1. Vladimir Shubin, The Hot Cold War: The USSR in Southern Africa (London: Pluto Press, 2008), 105.
2. Magnus Malan, My Life with the SA Defence Force (Pretoria: Protea Book House, 2006); Helmoed-Romer Heitman, War in Angola: The Final South African Phase (Gibraltar: Ashanti, 1990); Willem Steenkamp, South Africa’s Border War 1966-1989 (Rivonia: Ashanti, 1990); Peter Stiff, The Silent War: South African Recce Operations 1969-1994 (Alberton: Galago, 1999); Fred Bridgland, The War for Africa (Gibraltar: Ashanti, 1990); Jan Breytenbach, They Live by the Sword: 32 ‘Buffalo’ Battalion (Alberton: Lemur Books, 1990).
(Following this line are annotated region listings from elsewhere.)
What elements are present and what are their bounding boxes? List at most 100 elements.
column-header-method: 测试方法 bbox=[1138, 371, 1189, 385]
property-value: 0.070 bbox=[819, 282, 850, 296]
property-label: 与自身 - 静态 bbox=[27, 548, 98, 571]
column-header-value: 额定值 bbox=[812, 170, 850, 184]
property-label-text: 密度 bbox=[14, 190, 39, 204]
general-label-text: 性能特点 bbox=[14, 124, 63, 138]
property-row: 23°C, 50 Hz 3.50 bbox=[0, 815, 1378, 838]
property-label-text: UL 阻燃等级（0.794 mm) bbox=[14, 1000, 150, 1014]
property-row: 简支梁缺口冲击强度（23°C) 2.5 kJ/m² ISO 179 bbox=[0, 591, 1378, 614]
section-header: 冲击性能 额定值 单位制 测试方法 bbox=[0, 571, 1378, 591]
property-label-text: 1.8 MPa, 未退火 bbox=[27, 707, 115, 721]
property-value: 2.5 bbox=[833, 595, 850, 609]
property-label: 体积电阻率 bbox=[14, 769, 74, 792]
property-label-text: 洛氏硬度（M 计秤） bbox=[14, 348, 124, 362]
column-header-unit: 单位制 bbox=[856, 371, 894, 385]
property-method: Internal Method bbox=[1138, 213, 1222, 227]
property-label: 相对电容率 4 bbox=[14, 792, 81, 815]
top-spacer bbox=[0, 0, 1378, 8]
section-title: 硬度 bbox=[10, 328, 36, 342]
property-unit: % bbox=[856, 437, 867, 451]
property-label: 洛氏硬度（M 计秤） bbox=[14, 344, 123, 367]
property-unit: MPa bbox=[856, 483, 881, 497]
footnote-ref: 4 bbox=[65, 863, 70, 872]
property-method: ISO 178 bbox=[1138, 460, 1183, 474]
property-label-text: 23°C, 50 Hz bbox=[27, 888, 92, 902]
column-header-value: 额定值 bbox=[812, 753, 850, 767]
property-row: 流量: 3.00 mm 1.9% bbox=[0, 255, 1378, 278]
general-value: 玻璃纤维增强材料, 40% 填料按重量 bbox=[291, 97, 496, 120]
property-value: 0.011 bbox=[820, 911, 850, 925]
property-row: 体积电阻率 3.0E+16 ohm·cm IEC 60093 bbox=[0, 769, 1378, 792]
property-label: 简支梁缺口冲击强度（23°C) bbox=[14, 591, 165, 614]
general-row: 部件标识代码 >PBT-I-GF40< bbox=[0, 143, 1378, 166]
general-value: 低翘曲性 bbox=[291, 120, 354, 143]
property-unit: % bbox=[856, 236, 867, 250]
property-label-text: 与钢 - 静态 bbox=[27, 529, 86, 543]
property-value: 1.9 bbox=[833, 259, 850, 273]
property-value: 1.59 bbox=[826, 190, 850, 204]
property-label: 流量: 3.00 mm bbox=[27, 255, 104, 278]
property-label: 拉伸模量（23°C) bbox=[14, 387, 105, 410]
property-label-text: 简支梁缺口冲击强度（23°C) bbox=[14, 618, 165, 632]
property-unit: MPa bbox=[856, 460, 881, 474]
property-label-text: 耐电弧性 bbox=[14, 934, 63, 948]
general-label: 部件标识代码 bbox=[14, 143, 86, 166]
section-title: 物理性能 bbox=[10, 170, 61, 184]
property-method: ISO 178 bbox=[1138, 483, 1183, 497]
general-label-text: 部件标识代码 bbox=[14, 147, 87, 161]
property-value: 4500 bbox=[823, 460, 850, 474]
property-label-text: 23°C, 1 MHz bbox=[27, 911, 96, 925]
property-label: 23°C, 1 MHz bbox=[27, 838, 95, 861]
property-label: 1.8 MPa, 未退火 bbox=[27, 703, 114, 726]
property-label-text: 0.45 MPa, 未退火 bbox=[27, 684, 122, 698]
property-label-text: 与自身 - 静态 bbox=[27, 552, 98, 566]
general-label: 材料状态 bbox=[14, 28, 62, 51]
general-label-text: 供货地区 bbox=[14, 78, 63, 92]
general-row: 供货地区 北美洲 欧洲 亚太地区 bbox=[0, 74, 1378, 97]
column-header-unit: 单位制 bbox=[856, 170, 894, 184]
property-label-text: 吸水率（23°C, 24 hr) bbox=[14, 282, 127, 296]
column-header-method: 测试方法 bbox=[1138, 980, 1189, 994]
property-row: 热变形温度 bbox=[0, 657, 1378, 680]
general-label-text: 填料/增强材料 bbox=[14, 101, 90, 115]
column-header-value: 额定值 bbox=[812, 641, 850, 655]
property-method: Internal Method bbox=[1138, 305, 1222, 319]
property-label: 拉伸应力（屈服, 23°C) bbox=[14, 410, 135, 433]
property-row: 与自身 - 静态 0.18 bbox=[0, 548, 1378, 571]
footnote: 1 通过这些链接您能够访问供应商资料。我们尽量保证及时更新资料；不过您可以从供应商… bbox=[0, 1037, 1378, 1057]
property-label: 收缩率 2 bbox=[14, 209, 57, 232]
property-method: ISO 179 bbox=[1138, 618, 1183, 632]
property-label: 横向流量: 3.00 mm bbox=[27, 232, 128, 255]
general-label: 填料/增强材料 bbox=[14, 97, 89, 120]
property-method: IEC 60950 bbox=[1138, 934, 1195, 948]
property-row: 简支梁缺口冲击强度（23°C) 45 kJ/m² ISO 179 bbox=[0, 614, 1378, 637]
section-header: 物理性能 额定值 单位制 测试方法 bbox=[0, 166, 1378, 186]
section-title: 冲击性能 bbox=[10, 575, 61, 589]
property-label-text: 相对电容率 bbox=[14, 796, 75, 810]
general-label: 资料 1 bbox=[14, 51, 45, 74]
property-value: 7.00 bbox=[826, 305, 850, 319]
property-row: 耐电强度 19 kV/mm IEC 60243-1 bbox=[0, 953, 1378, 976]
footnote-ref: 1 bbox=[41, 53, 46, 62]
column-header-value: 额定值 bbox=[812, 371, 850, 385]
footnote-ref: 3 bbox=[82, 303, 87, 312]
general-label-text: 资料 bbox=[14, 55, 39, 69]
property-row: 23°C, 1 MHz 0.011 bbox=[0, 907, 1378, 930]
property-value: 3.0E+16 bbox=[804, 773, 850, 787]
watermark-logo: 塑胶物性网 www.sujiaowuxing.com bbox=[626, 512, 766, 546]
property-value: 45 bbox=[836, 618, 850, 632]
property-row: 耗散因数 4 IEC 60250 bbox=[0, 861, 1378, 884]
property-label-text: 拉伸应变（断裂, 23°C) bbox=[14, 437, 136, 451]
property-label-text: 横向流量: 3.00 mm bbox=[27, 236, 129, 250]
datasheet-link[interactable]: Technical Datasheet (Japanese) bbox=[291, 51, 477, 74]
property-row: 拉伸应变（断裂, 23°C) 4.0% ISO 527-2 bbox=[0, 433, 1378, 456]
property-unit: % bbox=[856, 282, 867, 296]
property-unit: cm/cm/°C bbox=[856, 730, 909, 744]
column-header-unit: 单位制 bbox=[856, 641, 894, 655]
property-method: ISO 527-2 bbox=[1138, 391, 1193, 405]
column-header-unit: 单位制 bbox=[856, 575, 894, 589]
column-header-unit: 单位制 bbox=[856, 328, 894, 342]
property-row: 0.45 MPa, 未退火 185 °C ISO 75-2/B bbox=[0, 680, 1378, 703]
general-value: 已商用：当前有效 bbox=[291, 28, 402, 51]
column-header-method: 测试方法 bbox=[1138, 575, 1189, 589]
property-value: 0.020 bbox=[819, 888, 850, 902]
3. Piero Gleijesis, “Cuito Cuanavale Revisited,” Mail & Guardian, July 11, 2007, http://mg.co.za; Ronnie Kasrils, Armed and Dangerous: From Undercover Struggle to Freedom (Johannesburg: Jonathan Ball, 2004), 220-22.
4. Ronnie Kasrils, “The Battle for Africa,” Sunday Times (Johannesburg), September 30, 2012.
5. Interview with General Jan Geldenhuys, Le Figaro (Paris), April 1, 1988.
6. Greg Mills, “The Legend of Castro, Cuba and Cuito Cuanavale,” The Sunday Independent (Johannesburg), February 24, 2008.
7. Piero Gleijeses, “Moscow’s Proxy? Cuba and Africa 1975—1988,” Journal of Cold War Studies 8, no. 4 (Fall 2006): 98–146.
8. Malan, My Life with the SA Defence Force.
9 Chester A. Crocker, High Noon in Southern Africa: Making Peace in a Rough Neighbourhood (Johannesburg: Jonathan Ball, 1994).